With the advancement of artificial intelligence technology, more and more effective methods are being used to identify and classify Electroencephalography (EEG) signals to address challenges in healthcare and brain-computer interface fields. The applications and major achievements of Graph Convolution Network (GCN) techniques in EEG signal analysis are reviewed in this paper. Through an exhaustive search of the published literature, a module-by-module discussion is carried out for the first time to address the current research status of GCN. An exhaustive classification of methods and a systematic analysis of key modules, such as brain map construction, node feature extraction, and GCN architecture design, are presented. In addition, we pay special attention to several key research issues related to GCN. This review enhances the understanding of the future potential of GCN in the field of EEG signal analysis. At the same time, several valuable development directions are sorted out for researchers in related fields, such as analysing the applicability of different GCN layers, building task-oriented GCN models, and improving adaptation to limited data.

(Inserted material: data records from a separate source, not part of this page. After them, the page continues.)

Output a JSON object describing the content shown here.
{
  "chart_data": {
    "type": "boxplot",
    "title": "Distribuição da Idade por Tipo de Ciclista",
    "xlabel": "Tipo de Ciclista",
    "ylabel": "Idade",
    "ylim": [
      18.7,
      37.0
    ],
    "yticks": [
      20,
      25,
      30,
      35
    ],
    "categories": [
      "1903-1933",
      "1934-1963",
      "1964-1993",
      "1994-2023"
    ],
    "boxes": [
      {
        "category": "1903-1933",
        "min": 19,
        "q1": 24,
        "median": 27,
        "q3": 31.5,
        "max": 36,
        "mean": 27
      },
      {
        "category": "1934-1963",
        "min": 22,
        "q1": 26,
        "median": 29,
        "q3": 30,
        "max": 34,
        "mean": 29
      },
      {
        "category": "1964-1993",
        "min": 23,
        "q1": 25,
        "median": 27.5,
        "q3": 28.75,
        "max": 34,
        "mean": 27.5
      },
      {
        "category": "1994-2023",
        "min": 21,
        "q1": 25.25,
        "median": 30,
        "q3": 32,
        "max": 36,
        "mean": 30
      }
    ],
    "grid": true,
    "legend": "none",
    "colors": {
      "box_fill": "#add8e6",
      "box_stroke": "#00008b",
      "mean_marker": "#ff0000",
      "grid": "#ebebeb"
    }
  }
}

随着人工智能技术的进步,越来越多有效的方法被用于识别和分类脑电图(EEG)信号,以应对医疗保健和脑机接口领域的挑战。本文综述了图卷积网络(GCN)技术在EEG信号分析中的应用和主要成果。通过对已发表文献的详尽搜索,首次逐模块地讨论了GCN的当前研究现状。给出了方法的详尽分类以及对关键模块(如脑图谱构建、节点特征提取和GCN架构设计)的系统分析。此外,我们特别关注与GCN相关的几个关键研究问题。本综述增进了对GCN在EEG信号分析领域未来潜力的理解。同时,为相关领域的研究人员梳理了几个有价值的发展方向,如分析不同GCN层的适用性、构建面向任务的GCN模型以及提高对有限数据的适应性。